Mari kita analisa. Pada pilpres 2009, Megawati (PDIP) mendapat 26,79 persen dengan dukungan Prabowo (Gerindra), sekarang tidak. Jusuf Kalla memperoleh 12,41 persen dengan dukungan penuh Partai Golkar, sekarang tidak. Maka, dengan hengkangnya Partai Gerindra dan Partai Golkar dari skuadron nasionalis sekuler, otomatis akan memperkuat skuadron nasionalis religius.
Kemudian, apakah dengan pamitannya PKB dari skuadron nasionalis religius otomatis akan memperkuat skuadron nasionalis sekuler? maybe yes maybe no. Namun perlu diingat, meskipun PKB berbasis massa ormas Islam terbesar di Indonesia, yakni NU, suaranya terpecah alias tidak bulat milik skuadron nasionalis sekuler. Hal itu ditandai dengan adanya sebagian politisi PKB yang tetap konsisten mendukung skuadron nasionalis religius. Bahkan, Prof. Dr. KH. Said Aqil Siradj M.A. selaku ketua PB NU saat ini, beserta sebagian ulama NU memilih tetap bergabung dengan barisan nasionalis religius.
Bolehlah orang bilang, lain pileg lain pilpres. Dalam pilpres, sosok capres lah yang menjadi faktor penentu pilihan hati rakyat, akan tetapi saat ini survey menunjukkan bahwa tingkat popularitas dan elektabilitas kedua sosok capres sudah relatif berimbang.

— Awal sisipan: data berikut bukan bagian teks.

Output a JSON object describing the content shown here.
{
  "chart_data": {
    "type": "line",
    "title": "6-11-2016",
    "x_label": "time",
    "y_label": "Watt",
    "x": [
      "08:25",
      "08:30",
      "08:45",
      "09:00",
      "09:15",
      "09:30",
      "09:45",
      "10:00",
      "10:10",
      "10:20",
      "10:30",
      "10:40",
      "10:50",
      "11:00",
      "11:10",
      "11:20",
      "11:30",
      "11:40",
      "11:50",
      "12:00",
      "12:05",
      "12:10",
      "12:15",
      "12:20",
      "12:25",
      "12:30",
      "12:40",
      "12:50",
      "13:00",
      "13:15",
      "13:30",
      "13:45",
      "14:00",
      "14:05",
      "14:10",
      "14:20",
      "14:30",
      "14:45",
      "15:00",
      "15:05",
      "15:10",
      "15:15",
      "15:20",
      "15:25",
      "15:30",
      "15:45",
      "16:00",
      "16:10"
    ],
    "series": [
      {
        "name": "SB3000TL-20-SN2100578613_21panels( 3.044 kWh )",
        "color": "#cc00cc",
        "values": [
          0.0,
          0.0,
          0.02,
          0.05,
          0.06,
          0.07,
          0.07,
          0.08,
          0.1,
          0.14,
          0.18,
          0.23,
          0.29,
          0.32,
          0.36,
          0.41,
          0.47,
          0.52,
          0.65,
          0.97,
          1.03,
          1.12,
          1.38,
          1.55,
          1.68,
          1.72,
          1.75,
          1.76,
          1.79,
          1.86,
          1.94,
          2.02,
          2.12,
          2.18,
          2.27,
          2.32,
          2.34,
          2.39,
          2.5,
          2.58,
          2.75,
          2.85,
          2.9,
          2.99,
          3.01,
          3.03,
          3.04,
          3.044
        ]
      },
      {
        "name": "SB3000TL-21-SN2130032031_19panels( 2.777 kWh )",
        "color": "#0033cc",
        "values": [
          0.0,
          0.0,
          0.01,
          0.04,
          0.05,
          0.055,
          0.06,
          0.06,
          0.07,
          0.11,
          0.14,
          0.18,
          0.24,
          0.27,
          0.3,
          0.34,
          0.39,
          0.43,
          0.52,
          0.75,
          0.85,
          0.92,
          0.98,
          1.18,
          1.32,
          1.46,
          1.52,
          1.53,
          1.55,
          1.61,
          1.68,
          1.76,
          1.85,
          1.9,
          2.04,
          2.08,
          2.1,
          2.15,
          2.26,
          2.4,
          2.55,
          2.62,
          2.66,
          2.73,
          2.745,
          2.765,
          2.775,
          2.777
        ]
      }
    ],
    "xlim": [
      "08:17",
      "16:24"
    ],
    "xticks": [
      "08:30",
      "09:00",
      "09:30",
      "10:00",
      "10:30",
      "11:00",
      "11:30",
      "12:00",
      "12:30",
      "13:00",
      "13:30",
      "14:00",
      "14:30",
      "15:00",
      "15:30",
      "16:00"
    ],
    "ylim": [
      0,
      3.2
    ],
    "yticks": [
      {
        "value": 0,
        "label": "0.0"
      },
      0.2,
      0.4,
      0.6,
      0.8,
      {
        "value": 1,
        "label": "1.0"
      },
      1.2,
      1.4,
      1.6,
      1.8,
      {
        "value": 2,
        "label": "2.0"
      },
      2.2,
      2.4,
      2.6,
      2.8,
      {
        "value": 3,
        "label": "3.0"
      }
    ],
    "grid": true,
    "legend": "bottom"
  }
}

Ini artinya, kerja keras mesin partai pendukung koalisi mutlak diperlukan.
Dengan memperhatikan peta kekuatan di atas, maka perkiraan saya, pada pilpres 2014, kemeangan akan tetap berpihak kepada skuadron nasionalis religius. Meskipun demikian, selama takdir Tuhan belum berlaku di bumi ini, skuadron nasionalis sekuler pun memiliki peluang yang sama untuk menang. Semoga pilpres kali ini berlangsung dengan aman, damai, Â jujur, dan adil untuk mencipta Indonesia BANGKIT dan HEBAT.